With Love Comes Rejection
LB: So the first rose ceremony mimicked what happens on “Bachelor In Paradise” ― since there were initially more guys in the house than girls (12 versus eight), the women got to hand out roses to their top picks and the remaining men were sent packing. But it’s unclear whether new contestants will enter the house each week to stir things up, like what happens on “Paradise.” If that’s the case, things will surely get complicated. But, presumably, the second episode will see the men handing out the roses.
Have you heard anything otherwise?
EG: It seems like at a certain point the couples will stay static and it will lean more heavily into the singing competition aspect. But beyond that, I guess we’re just going to have watch and see.
I do also wonder how this show will fit into the larger “Bachelor” universe. As we’ve seen, there’s a real ecosystem that has been built, where cast members from “The Bachelor” and “The Bachelorette” feed into shows like “Winter” or “Summer Games,” “Bachelor Pad” (RIP) and “Bachelor In Paradise.” Will “LTYH” cast members start mingling with the rest of Bachelor Nation? Will they pop up on the beach in “Paradise”? Will they head to Stagecoach? (Once we can, ya know, be in proximity to other humans, of course.)
LB: Let’s hope so? Host Chris Harrison did say he can see “the worlds colliding” in an interview with Refinery29. And although it feels like “Paradise” might not happen this summer as planned, there are always future opportunities for contestants to find love within the franchise. Maybe even Clare Crawley requested a certain singer-songwriter?
EG: I’m down for all the crossovers! In this era of quarantine, please just inject new reality television straight into my veins. The limit of trash I can consume truly does not exist.
LB: Is Netflix’s “Too Hot To Handle” is on your watchlist, Emma?

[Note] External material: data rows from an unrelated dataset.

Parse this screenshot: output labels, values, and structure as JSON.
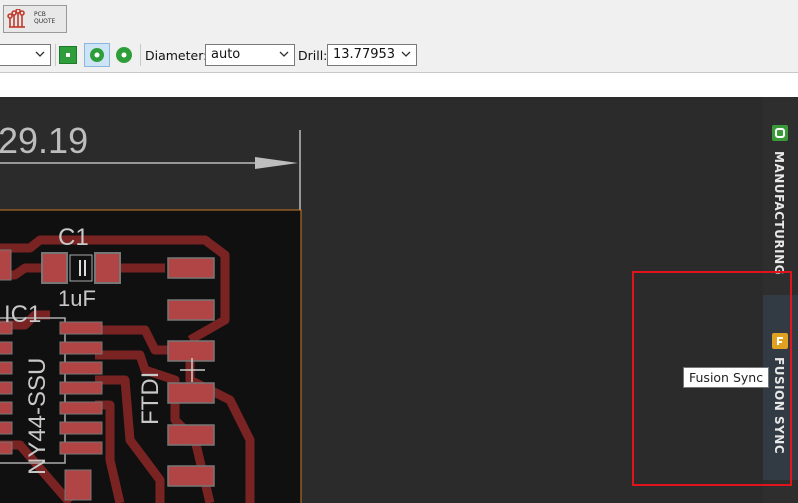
{
  "toolbar": {
    "pcb_quote_label_line1": "PCB",
    "pcb_quote_label_line2": "QUOTE"
  },
  "via_toolbar": {
    "diameter_label": "Diameter:",
    "diameter_value": "auto",
    "drill_label": "Drill:",
    "drill_value": "13.77953"
  },
  "board": {
    "dimension_text": "29.19",
    "c1_name": "C1",
    "c1_value": "1uF",
    "ic1_name": "IC1",
    "ic1_value": "NY44-SSU",
    "connector_name": "FTDI"
  },
  "side_panel": {
    "manufacturing_label": "MANUFACTURING",
    "fusion_sync_label": "FUSION SYNC"
  },
  "tooltip": {
    "text": "Fusion Sync"
  },
  "colors": {
    "canvas": "#2b2b2b",
    "trace": "#7a2323",
    "pad": "#b14545",
    "silk": "#c8c8c8",
    "highlight": "#e0141a"
  }
}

EG: DUH. As though I have anything better to do with my time?!
So, Should You Watch It?
LB: If you’re a “Bachelor” fanatic who was taking a hard pass on “LTYH,” maybe reconsider. Desperate times call for desperate decisions.
EG: If you enjoy reality dating TV and can appreciate a soulful John Mayer cover, you’ll eat this quarantine candy right up.
“Listen To Your Heart” airs Mondays at 8 p.m. on ABC.